Numerical analysis of plasma gasification of hazardous waste using Aspen Plus

Abstract

The COVID-19 pandemic raised the problem of dealing with the hazardous wastes generated. The World Health Organization (OMS) recommends the treatment of these wastes at high temperatures in order to neutralize their negative impact. For this reason, the main objective of this work is the development and analysis of a sustainable way to treat hazardous wastes generated by the COVID-19 pandemic. Thus, to achieve that goal, this paper presents an improved computational model that replicates a high-temperature thermal treatment system for COVID-19 wastes using plasma gasification in Aspen Plus V12.2. The distinctive aspect of the present plasma gasification model is the inclusion of an extra Gibbs reactor in order to enhance the calorific value of the syngas.

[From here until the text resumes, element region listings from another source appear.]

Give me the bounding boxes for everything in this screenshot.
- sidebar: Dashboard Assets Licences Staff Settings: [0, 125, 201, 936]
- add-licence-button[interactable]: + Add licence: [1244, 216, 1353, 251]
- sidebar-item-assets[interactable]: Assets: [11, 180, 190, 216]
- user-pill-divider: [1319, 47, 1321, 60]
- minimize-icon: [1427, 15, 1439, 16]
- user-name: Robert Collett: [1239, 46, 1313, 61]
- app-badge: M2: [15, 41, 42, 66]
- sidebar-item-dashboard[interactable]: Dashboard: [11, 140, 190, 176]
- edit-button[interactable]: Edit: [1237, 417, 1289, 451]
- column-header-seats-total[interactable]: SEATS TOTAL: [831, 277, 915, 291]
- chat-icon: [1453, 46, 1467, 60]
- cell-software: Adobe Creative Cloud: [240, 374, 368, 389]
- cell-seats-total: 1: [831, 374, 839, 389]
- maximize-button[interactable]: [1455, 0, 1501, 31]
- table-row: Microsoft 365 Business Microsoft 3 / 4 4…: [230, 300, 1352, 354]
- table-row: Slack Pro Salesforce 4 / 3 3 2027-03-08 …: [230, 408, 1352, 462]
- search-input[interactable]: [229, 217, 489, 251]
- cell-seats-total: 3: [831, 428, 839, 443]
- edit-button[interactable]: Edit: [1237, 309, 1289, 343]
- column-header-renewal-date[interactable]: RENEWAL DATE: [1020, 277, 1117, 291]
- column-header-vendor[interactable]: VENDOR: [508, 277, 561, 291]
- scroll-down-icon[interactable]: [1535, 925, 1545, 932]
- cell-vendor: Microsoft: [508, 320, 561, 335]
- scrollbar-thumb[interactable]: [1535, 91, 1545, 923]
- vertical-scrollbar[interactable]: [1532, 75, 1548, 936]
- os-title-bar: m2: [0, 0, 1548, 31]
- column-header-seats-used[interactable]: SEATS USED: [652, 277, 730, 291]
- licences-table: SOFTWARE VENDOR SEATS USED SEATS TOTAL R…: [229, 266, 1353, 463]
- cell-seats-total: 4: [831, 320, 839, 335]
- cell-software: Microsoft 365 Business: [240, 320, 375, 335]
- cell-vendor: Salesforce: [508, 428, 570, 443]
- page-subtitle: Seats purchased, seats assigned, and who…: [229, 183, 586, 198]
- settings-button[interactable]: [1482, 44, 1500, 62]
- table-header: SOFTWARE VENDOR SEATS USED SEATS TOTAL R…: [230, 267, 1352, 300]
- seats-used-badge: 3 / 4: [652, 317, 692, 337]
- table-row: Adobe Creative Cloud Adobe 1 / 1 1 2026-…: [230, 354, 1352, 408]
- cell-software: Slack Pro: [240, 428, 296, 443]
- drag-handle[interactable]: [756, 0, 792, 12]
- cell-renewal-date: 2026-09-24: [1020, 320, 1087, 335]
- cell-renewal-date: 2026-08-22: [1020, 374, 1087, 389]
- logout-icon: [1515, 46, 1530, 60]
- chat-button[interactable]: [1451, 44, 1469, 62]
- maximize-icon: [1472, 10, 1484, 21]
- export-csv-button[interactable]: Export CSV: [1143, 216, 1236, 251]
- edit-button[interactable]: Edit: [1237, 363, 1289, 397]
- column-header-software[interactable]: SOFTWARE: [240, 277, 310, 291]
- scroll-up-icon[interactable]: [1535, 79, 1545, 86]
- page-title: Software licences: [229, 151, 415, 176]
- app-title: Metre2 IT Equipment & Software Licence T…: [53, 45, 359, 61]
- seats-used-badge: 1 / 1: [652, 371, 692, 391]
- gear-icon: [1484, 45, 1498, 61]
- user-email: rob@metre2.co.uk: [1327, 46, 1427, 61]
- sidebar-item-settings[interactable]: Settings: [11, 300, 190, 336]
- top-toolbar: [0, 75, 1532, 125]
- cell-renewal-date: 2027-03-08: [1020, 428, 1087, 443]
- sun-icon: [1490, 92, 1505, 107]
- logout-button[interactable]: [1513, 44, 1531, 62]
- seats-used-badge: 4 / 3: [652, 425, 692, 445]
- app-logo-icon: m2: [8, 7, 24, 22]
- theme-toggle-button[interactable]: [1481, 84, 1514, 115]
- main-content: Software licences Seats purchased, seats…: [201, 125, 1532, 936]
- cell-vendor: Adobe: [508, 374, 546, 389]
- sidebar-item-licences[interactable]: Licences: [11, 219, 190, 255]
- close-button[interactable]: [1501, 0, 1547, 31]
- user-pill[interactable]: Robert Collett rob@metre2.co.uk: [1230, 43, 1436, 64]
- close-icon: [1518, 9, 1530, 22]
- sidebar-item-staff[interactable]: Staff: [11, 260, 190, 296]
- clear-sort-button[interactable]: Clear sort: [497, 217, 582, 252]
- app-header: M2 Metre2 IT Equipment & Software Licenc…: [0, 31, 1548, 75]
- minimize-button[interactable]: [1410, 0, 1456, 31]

The model validation results show an increase in the CO and CH4 molar fractions and a decrease of the H2 and CO2 molar fractions, which allows to increase the calorific value of the syngas from 4.97 to 5.19 MJ/m3. The most common types of hazardous waste generated during the pandemic were determined to be masks and syringes. COVID-19 waste from Turkey, discarded masks from Indonesia, Korea, and Lithuania, and Chinese syringes were used as feedstock into the computational model. The results suggest that the hazardous waste that allows for higher hydrogen molar fractions is Korean masks. On the other hand, the highest carbon monoxide molar fractions are obtained with medical waste from Turkey, while the highest molar fractions of methane are obtained with medical waste from Lithuania. A conclusion could be drawn that the lowest syngas calorific value is obtained with medical wastes from Turkey, while the highest syngas calorific value is obtained with medical wastes from Korea.